Ibrahim Traoré applique la « déconnexion » de Samir Amin pour repenser la souveraineté burkinabè

Le 22 septembre 2025, African Arguments a publié une analyse de Sumna Sadaqat sur la stratégie politique du capitaine Ibrahim Traoré, présentée comme une tentative de « déconnexion » (delinking). L’article met en lumière un projet mêlant rupture économique, alliance régionale et mobilisation civique inspirée de l’islam, visant à refonder la souveraineté du Burkina Faso.

Un projet de rupture avec l’ordre mondial

L’auteure Sumna Sadaqat explique que la démarche de Traoré s’appuie sur la théorie du delinkingdéconnexion ») développée par l’économiste égypto-français Samir Amin. Cette approche prône l’émancipation économique et politique de l’Afrique face aux dépendances héritées de la colonisation.

Le capitaine Traoré a traduit cette idée dans plusieurs décisions : l’expulsion des troupes françaises, la recherche de nouveaux partenariats avec la Russie et la renégociation des contrats miniers. L’objectif est de reprendre le contrôle des ressources nationales, notamment l’or, et de renforcer la production agricole locale pour réduire la dépendance à l’aide étrangère.

Cette vision s’inscrit dans la dynamique régionale de l’Alliance des États du Sahel (AES), créée avec le Mali et le Niger, pour développer une coopération économique et sécuritaire fondée sur la solidarité régionale.

L’islam comme ciment moral et civique

Au-delà de l’économie, Sumna Sadaqat souligne que Traoré inscrit son projet dans un cadre moral inspiré de l’islam.

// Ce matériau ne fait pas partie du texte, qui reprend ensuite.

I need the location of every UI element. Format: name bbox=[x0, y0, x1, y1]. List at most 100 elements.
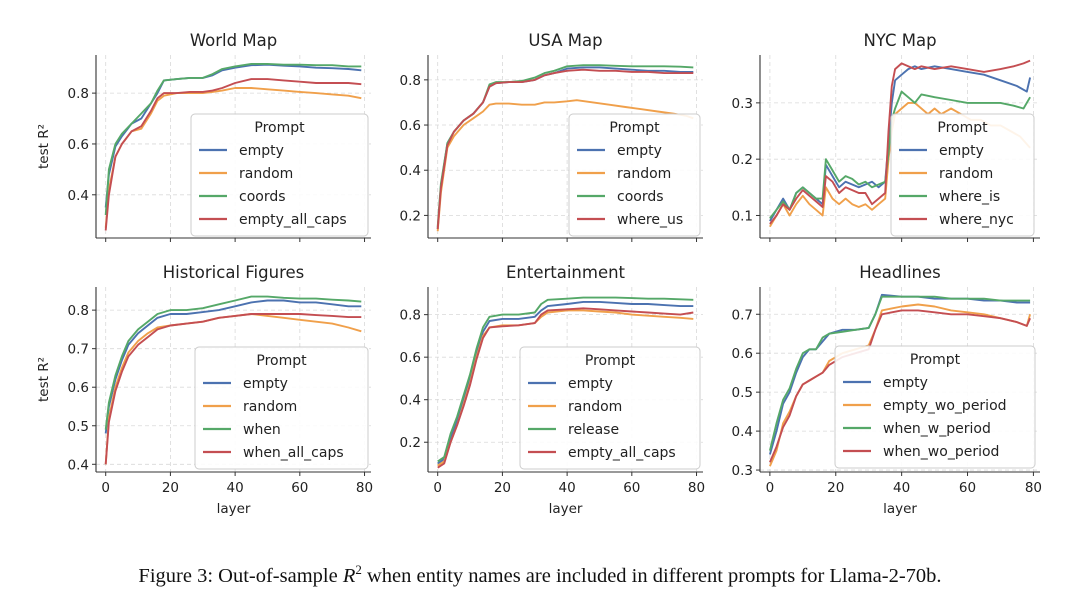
y-tick-label: 0.2 bbox=[732, 152, 753, 168]
legend-label: random bbox=[939, 166, 993, 182]
series-line-where_nyc bbox=[769, 59, 1031, 225]
x-tick-label: 40 bbox=[893, 480, 910, 496]
chart-title: Historical Figures bbox=[163, 263, 305, 282]
legend-title: Prompt bbox=[585, 353, 636, 369]
y-tick-label: 0.6 bbox=[732, 346, 753, 362]
legend-label: where_is bbox=[939, 189, 1000, 205]
y-axis-label: test R² bbox=[36, 357, 52, 402]
legend-label: when bbox=[243, 422, 281, 438]
series-line-when_all_caps bbox=[104, 313, 362, 465]
legend-label: coords bbox=[239, 189, 286, 205]
y-tick-label: 0.1 bbox=[732, 208, 753, 224]
legend-label: empty bbox=[568, 376, 613, 392]
y-tick-label: 0.6 bbox=[400, 350, 421, 366]
series-line-empty_all_caps bbox=[437, 307, 694, 469]
legend-label: empty_all_caps bbox=[239, 212, 347, 228]
legend-box bbox=[190, 113, 369, 237]
chart-panel: 0.4 0.6 0.8 World Map test R² Prompt empty rand… bbox=[36, 31, 371, 242]
chart-title: Entertainment bbox=[506, 263, 626, 282]
series-line-where_is bbox=[769, 90, 1031, 219]
legend-label: random bbox=[617, 166, 671, 182]
legend-title: Prompt bbox=[609, 120, 660, 136]
y-tick-label: 0.3 bbox=[732, 463, 753, 479]
x-tick-label: 0 bbox=[101, 480, 110, 496]
x-axis-label: layer bbox=[217, 501, 251, 517]
legend-label: where_us bbox=[617, 212, 683, 228]
chart-title: NYC Map bbox=[863, 31, 936, 50]
y-tick-label: 0.4 bbox=[732, 424, 753, 440]
legend-box bbox=[890, 113, 1035, 237]
legend-box bbox=[568, 113, 701, 237]
series-line-empty_all_caps bbox=[104, 78, 362, 231]
legend-title: Prompt bbox=[937, 120, 988, 136]
series-line-coords bbox=[104, 62, 362, 216]
y-tick-label: 0.8 bbox=[400, 73, 421, 89]
y-tick-label: 0.6 bbox=[68, 380, 89, 396]
legend-label: random bbox=[243, 399, 297, 415]
legend-label: release bbox=[568, 422, 619, 438]
legend-label: coords bbox=[617, 189, 664, 205]
x-tick-label: 80 bbox=[688, 480, 705, 496]
legend-title: Prompt bbox=[256, 353, 307, 369]
y-tick-label: 0.4 bbox=[400, 393, 421, 409]
legend-label: empty_all_caps bbox=[568, 445, 676, 461]
y-tick-label: 0.3 bbox=[732, 96, 753, 112]
y-tick-label: 0.6 bbox=[68, 137, 89, 153]
x-tick-label: 20 bbox=[162, 480, 179, 496]
series-line-when bbox=[104, 295, 362, 430]
legend-title: Prompt bbox=[254, 120, 305, 136]
series-line-random bbox=[436, 99, 694, 232]
legend-box bbox=[834, 345, 1036, 469]
y-tick-label: 0.5 bbox=[732, 385, 753, 401]
caption-suffix: when entity names are included in differ… bbox=[361, 564, 942, 587]
x-axis-label: layer bbox=[549, 501, 583, 517]
chart-panel: 0.3 0.4 0.5 0.6 0.7 0 20 40 60 80 Headlines layer Pr… bbox=[732, 263, 1042, 517]
chart-panel: 0.2 0.4 0.6 0.8 USA Map Prompt empty random coor… bbox=[400, 31, 703, 242]
x-tick-label: 0 bbox=[433, 480, 442, 496]
legend-title: Prompt bbox=[910, 352, 961, 368]
legend-label: empty bbox=[939, 143, 984, 159]
series-line-when_w_period bbox=[768, 295, 1031, 451]
x-tick-label: 60 bbox=[959, 480, 976, 496]
x-tick-label: 60 bbox=[291, 480, 308, 496]
y-tick-label: 0.2 bbox=[400, 435, 421, 451]
y-tick-label: 0.8 bbox=[68, 86, 89, 102]
legend-label: empty_wo_period bbox=[883, 398, 1007, 414]
y-tick-label: 0.4 bbox=[68, 457, 89, 473]
x-tick-label: 20 bbox=[827, 480, 844, 496]
y-tick-label: 0.4 bbox=[400, 163, 421, 179]
chart-panel: 0.4 0.5 0.6 0.7 0.8 0 20 40 60 80 Historical Figur… bbox=[36, 263, 373, 517]
x-axis-label: layer bbox=[883, 501, 917, 517]
chart-title: Headlines bbox=[859, 263, 941, 282]
legend-label: empty bbox=[883, 375, 928, 391]
legend-label: when_wo_period bbox=[883, 444, 999, 460]
x-tick-label: 80 bbox=[356, 480, 373, 496]
y-tick-label: 0.8 bbox=[68, 303, 89, 319]
y-tick-label: 0.8 bbox=[400, 308, 421, 324]
x-tick-label: 80 bbox=[1025, 480, 1042, 496]
y-axis-label: test R² bbox=[36, 124, 52, 169]
series-line-release bbox=[437, 296, 694, 463]
y-tick-label: 0.4 bbox=[68, 188, 89, 204]
y-tick-label: 0.2 bbox=[400, 208, 421, 224]
chart-title: World Map bbox=[190, 31, 277, 50]
series-line-where_us bbox=[436, 68, 694, 230]
legend-label: empty bbox=[617, 143, 662, 159]
x-tick-label: 40 bbox=[559, 480, 576, 496]
series-line-empty bbox=[437, 300, 694, 465]
x-tick-label: 0 bbox=[766, 480, 775, 496]
caption-exponent: 2 bbox=[355, 562, 362, 577]
chart-panel: 0.2 0.4 0.6 0.8 0 20 40 60 80 Entertainment layer P… bbox=[400, 263, 706, 517]
y-tick-label: 0.7 bbox=[732, 307, 753, 323]
chart-title: USA Map bbox=[528, 31, 602, 50]
y-tick-label: 0.5 bbox=[68, 419, 89, 435]
y-tick-label: 0.7 bbox=[68, 342, 89, 358]
legend-label: empty bbox=[243, 376, 288, 392]
legend-label: random bbox=[568, 399, 622, 415]
legend-box bbox=[519, 346, 701, 470]
caption-r: R bbox=[342, 564, 356, 587]
figure-grid: 0.4 0.6 0.8 World Map test R² Prompt empty rand… bbox=[36, 31, 1042, 517]
legend-box bbox=[194, 346, 369, 470]
chart-panel: 0.1 0.2 0.3 NYC Map Prompt empty random where_i… bbox=[732, 31, 1040, 242]
y-tick-label: 0.6 bbox=[400, 118, 421, 134]
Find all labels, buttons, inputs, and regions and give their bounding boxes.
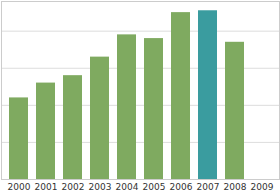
svg-text:2000: 2000 [8, 182, 31, 192]
svg-text:2008: 2008 [224, 182, 247, 192]
svg-text:2003: 2003 [89, 182, 112, 192]
svg-text:2007: 2007 [197, 182, 220, 192]
svg-text:2001: 2001 [35, 182, 58, 192]
svg-text:2002: 2002 [62, 182, 85, 192]
svg-text:2005: 2005 [143, 182, 166, 192]
svg-text:2006: 2006 [170, 182, 193, 192]
svg-text:2004: 2004 [116, 182, 139, 192]
svg-text:2009: 2009 [251, 182, 274, 192]
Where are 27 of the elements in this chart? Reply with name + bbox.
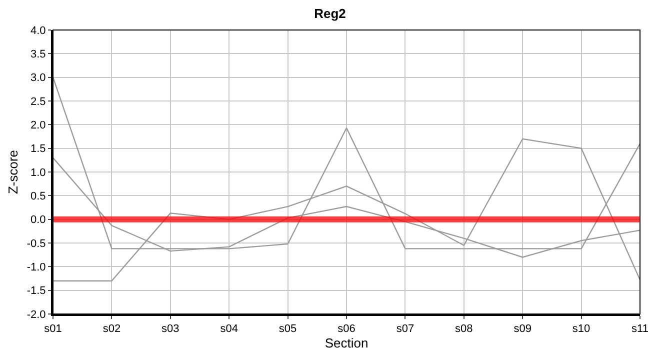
x-tick-label: s08 (455, 323, 473, 336)
x-tick-label: s02 (102, 323, 121, 336)
x-tick-label: s01 (44, 323, 62, 336)
y-tick-label: 4.0 (30, 24, 46, 37)
y-tick-label: -2.0 (26, 308, 46, 321)
x-axis-title: Section (324, 335, 368, 350)
y-tick-label: -1.5 (26, 285, 46, 298)
y-tick-label: 3.5 (30, 48, 46, 61)
x-tick-label: s03 (162, 323, 180, 336)
y-tick-label: -0.5 (26, 238, 46, 250)
y-tick-label: 1.5 (30, 143, 46, 156)
y-tick-label: 0.0 (30, 214, 46, 226)
y-tick-label: 3.0 (30, 72, 46, 84)
y-tick-label: 0.5 (30, 190, 46, 203)
y-tick-label: 2.0 (30, 120, 46, 132)
x-tick-label: s11 (632, 323, 648, 336)
x-tick-label: s06 (338, 323, 356, 336)
x-tick-label: s04 (220, 323, 238, 336)
y-axis-title: Z-score (5, 150, 20, 194)
chart-title: Reg2 (314, 6, 346, 22)
x-tick-label: s09 (514, 323, 532, 336)
x-tick-label: s10 (572, 323, 590, 336)
y-tick-label: 1.0 (30, 166, 46, 179)
x-tick-label: s05 (278, 323, 297, 336)
y-tick-label: 2.5 (30, 96, 46, 108)
y-tick-label: -1.0 (26, 262, 46, 274)
x-tick-label: s07 (396, 323, 414, 336)
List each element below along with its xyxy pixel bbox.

Ses discours évoquent un « islam réel », défini par la discipline, la solidarité et le devoir de défense de la patrie. Cette référence religieuse, selon l’auteure, sert à légitimer l’action de l’État face aux groupes armés qui utilisent le langage religieux pour délégitimer les institutions nationales.

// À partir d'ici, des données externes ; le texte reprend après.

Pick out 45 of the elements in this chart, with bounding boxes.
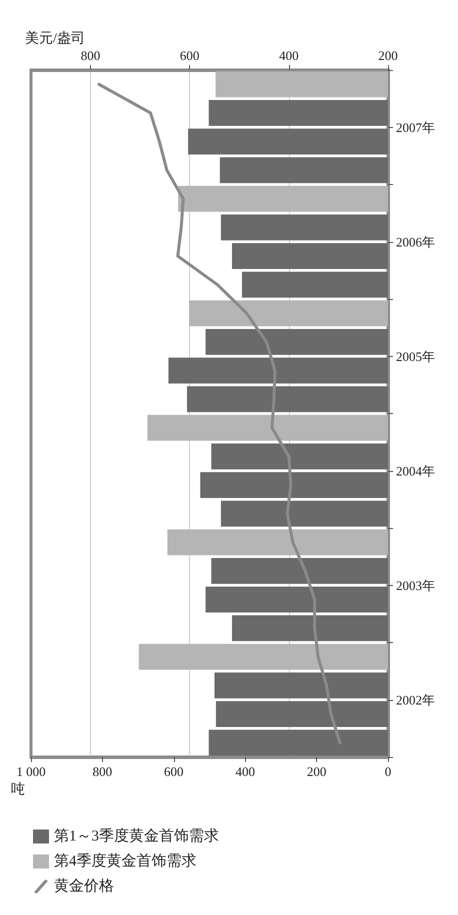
bar [232,615,388,642]
x-tick-label: 200 [306,764,326,779]
y-tick-label: 2006年 [396,234,435,250]
bar [216,71,388,98]
x2-axis-title: 美元/盎司 [25,30,85,46]
bar [206,586,388,612]
bar [220,157,388,184]
bar [208,730,388,756]
bar [214,672,388,698]
bar [147,414,388,441]
x-tick-label: 0 [384,764,392,779]
bar [178,186,388,212]
bar [220,500,388,527]
y-tick-label: 2004年 [396,463,435,478]
y-tick-label: 2003年 [396,578,435,593]
y-tick-label: 2005年 [396,348,435,364]
bar [211,558,388,584]
bar [167,529,388,556]
bar [188,128,388,154]
bar [242,272,388,298]
bar [220,214,388,240]
x-tick-label: 1 000 [16,764,46,779]
bar [208,100,388,126]
x2-tick-label: 600 [180,48,200,63]
x-axis-title: 吨 [11,782,25,798]
x-tick-label: 600 [164,764,184,779]
legend-label: 第1～3季度黄金首饰需求 [54,828,219,844]
x-tick-label: 400 [235,764,255,779]
bar [138,644,388,670]
legend-label: 黄金价格 [54,878,114,894]
x2-tick-label: 400 [279,48,299,63]
x2-tick-label: 800 [80,48,100,63]
x-tick-label: 800 [92,764,112,779]
x2-tick-label: 200 [378,48,398,63]
bar [232,243,388,269]
bar [200,472,388,498]
bar [216,701,388,727]
bar [189,300,388,326]
legend-label: 第4季度黄金首饰需求 [54,852,196,870]
y-tick-label: 2007年 [396,120,435,135]
bar [211,444,388,470]
bar [187,386,388,412]
y-tick-label: 2002年 [396,692,435,708]
bar [168,358,388,384]
bar [206,329,388,355]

En présentant le travail, l’agriculture ou la défense territoriale comme des actes de foi, Traoré fait de l’islam un outil de mobilisation citoyenne. Les Volontaires pour la Défense de la Patrie (VDP) incarnent cette approche où engagement national et devoir moral se confondent. Cependant, cette orientation religieuse peut susciter des réserves dans un pays où coexistent aussi des communautés chrétiennes et animistes.

Vers une redéfinition de la souveraineté africaine

En articulant la pensée de Samir Amin, la coopération régionale et l’éthique islamique, Ibrahim Traoré propose, selon Sumna Sadaqat, une redéfinition de la souveraineté africaine. Il rejette l’idée que la légitimité d’un État se mesure à sa conformité aux modèles occidentaux et cherche à reconnecter la politique à une dimension morale et culturelle propre.

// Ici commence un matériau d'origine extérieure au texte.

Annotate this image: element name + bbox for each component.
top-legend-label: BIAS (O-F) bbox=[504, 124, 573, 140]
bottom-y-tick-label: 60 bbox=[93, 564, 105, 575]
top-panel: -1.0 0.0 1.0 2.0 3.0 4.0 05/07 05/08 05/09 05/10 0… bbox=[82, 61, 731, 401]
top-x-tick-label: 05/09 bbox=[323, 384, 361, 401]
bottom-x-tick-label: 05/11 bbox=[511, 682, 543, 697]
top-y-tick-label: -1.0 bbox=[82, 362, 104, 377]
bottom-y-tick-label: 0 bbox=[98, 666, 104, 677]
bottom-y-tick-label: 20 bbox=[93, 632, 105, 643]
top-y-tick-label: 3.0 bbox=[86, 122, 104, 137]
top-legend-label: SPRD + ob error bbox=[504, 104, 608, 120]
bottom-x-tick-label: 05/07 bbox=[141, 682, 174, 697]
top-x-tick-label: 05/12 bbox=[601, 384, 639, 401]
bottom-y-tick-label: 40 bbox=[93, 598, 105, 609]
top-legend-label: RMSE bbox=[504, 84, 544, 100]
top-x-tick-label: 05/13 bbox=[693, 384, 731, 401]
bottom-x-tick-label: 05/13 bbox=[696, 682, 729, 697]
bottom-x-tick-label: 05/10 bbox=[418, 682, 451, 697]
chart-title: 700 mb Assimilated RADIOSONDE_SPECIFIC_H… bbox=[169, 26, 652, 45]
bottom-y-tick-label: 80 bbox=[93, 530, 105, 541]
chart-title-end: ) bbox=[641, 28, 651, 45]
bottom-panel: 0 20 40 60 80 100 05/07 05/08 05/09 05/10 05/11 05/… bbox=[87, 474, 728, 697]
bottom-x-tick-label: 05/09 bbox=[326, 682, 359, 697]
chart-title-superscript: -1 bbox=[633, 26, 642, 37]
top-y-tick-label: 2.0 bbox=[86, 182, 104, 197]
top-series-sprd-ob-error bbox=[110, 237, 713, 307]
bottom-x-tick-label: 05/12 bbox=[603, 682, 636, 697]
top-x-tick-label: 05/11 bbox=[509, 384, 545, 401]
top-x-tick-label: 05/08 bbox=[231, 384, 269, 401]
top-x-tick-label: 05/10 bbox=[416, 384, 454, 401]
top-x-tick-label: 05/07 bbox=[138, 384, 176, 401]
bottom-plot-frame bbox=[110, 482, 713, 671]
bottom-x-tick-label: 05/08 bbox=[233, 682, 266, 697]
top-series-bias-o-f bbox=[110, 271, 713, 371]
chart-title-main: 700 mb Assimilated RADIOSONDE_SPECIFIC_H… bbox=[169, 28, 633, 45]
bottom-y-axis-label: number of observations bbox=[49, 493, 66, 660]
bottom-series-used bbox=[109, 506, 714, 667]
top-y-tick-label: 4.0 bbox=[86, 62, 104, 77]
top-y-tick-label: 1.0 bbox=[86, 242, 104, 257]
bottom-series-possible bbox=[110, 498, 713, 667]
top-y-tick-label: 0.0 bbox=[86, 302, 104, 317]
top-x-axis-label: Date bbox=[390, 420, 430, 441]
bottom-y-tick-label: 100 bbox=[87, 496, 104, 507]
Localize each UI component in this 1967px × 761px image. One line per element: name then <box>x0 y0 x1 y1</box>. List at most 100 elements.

Si cette vision audacieuse soulève de grands espoirs, elle devra faire face aux défis structurels du pays : insécurité persistante, pauvreté et pression économique. Pour autant, le débat ouvert par Traoré dépassse le Burkina Faso : il réinscrit la question fondamentale de la dignité et de l’autonomie des États africains dans le système mondial.